В данной статье на материале творчества В.Г.Короленко предпринята попытка рассмотреть, как произведения изобразительного искусства участвуют в создании и актуализации произведений литературы. Остановимся на нескольких интерьерных деталях в рассказах «Черкес» и «Ат-Даван», где в воссоздание внутреннего убранства дома (в данном случае – помещений почтовых станций – станков) включены описания предметов, украшающих стены: репродукций картин, портретов генералов и красавиц, календарей, фотографий и т.п.
Для всех, путешествовавших по стране, почтовая станция была местом, где решалось, когда (насколько быстро) они смогут продолжить свой путь. Не случайно во многих произведениях русской литературы, в частности ХІХ века, встречается подробное описание таких станций и изображений, заполнявших их стены. Так, в романе «Рудин» И.С. Тургенев подчеркивает, что подобные предметы, украшающие стены на почтовых станциях, типичны, и даже выводит определенную закономерность: «Один мой знакомый, много покатавшийся на своем веку по России, сделал замечание, что если в станционной комнате на стенах висят картинки, изображающие сцены из “Кавказского пленника” или русских генералов, то лошадей скоро достать можно; но если на картинках представлена жизнь известного игрока Жоржа де Жермани, то путешественнику нечего надеяться на быстрый отъезд»4. Ироническое освещение ситуации в данном случае не только не отменяет, но, напротив, подтверждает сам факт непреложности присутствия и знаковости «картинок» в станционном пространстве.

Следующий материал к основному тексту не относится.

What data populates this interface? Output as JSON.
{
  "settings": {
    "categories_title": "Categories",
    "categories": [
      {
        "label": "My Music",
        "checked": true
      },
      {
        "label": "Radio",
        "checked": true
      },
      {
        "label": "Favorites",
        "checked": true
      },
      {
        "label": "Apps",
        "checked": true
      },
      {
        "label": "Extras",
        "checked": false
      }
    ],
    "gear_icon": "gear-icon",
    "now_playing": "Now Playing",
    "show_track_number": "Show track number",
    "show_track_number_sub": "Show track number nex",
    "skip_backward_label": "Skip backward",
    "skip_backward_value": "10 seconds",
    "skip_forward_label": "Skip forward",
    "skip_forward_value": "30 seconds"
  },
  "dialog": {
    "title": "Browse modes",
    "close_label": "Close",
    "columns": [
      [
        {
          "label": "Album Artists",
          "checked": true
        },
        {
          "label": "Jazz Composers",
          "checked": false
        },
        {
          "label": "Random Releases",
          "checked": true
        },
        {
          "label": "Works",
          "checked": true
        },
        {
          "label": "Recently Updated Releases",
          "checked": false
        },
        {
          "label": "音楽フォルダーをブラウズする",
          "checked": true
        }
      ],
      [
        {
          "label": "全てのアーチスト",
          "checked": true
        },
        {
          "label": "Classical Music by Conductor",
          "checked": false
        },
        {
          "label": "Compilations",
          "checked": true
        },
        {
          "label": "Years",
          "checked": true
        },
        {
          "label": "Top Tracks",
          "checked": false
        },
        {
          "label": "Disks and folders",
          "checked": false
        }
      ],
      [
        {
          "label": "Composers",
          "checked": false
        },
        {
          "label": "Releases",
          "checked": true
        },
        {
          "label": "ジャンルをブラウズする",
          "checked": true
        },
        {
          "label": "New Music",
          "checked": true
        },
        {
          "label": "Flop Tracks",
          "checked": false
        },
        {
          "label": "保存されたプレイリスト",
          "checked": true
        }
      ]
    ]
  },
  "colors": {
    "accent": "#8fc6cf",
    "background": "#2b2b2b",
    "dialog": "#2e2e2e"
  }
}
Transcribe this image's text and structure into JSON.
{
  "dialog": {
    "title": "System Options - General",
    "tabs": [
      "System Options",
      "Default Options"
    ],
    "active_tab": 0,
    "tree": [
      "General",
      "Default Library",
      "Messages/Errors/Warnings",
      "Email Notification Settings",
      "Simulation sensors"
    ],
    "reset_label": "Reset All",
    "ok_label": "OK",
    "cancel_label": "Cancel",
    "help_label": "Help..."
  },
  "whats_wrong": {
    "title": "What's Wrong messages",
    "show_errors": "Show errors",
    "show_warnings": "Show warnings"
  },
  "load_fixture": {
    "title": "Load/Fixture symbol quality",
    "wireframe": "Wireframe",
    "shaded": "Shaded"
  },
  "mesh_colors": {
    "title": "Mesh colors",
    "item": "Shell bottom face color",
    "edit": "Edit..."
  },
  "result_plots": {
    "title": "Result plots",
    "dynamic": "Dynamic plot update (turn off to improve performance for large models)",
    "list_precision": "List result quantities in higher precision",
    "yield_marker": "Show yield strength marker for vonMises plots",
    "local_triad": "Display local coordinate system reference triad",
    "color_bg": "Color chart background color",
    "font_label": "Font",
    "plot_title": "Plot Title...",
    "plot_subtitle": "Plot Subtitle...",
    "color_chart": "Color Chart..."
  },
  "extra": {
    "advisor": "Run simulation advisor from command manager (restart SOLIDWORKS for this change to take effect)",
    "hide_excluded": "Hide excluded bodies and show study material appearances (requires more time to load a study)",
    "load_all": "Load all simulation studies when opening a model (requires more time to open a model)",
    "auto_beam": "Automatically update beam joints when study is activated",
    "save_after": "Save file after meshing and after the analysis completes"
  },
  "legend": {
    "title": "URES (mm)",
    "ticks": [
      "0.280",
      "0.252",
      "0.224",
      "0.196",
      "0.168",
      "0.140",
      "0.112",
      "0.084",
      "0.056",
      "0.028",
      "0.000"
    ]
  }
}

В рассказе В.Г.Короленко «Ат-Даван» станция встретила путешественников теплом, «генералы и красавицы чередовались на стенах с объявлениями почтового ведомства и патентами в черных рамках, сильно засиженных мухами»5. Генералов и красавиц мухи засидеть, очевидно, не успевали, а почему, нам становится понятно позже – после появления почтальона. Мы узнаем, чем он дополнительно зарабатывает: «купит только что вышедшие календари, возьмет на комиссию пачку лубочных картин. Все художественные произведения, обильно украшающие стены станков, ему обязаны доставкой своей в эти далекие страны. Он совершенствует эстетические взгляды полуякутов-станочников» [281]. Но то, что станционному служащему Кругликову действительно дорого, не висит на стене в общей комнате. В своей каморке он хранит фотографию когда-то любимой им женщины и ее семьи: «на портрете, значительно выцветшем от времени, я увидел группу: красивая молодая женщина, мужчина с резкими, характерными чертами лица, с умным взглядом серых глаз, в очках, и двое детей» [с. 305]. Воспоминания о любимой женщине – это единственное, что примиряет Кругликова с жизнью в столь диком краю. Теперь он любит и ее, и ее детей, уважительно относится к ее мужу, которого тоже знал когда-то. Возможно, именно произошедшее много лет назад вызвало возмущение поведением курьера Арабина, у которого Кругликов попросил (даже не потребовал!) заплатить прогонные. Это было неслыханной дерзостью и ничего хорошего для станционного служащего в дальнейшем не сулило. Арабин заплатил, но Кругликов уверен, что теперь будет уволен. Возможно, выцветший от времени портрет поможет ему пережить и эту несправедливость.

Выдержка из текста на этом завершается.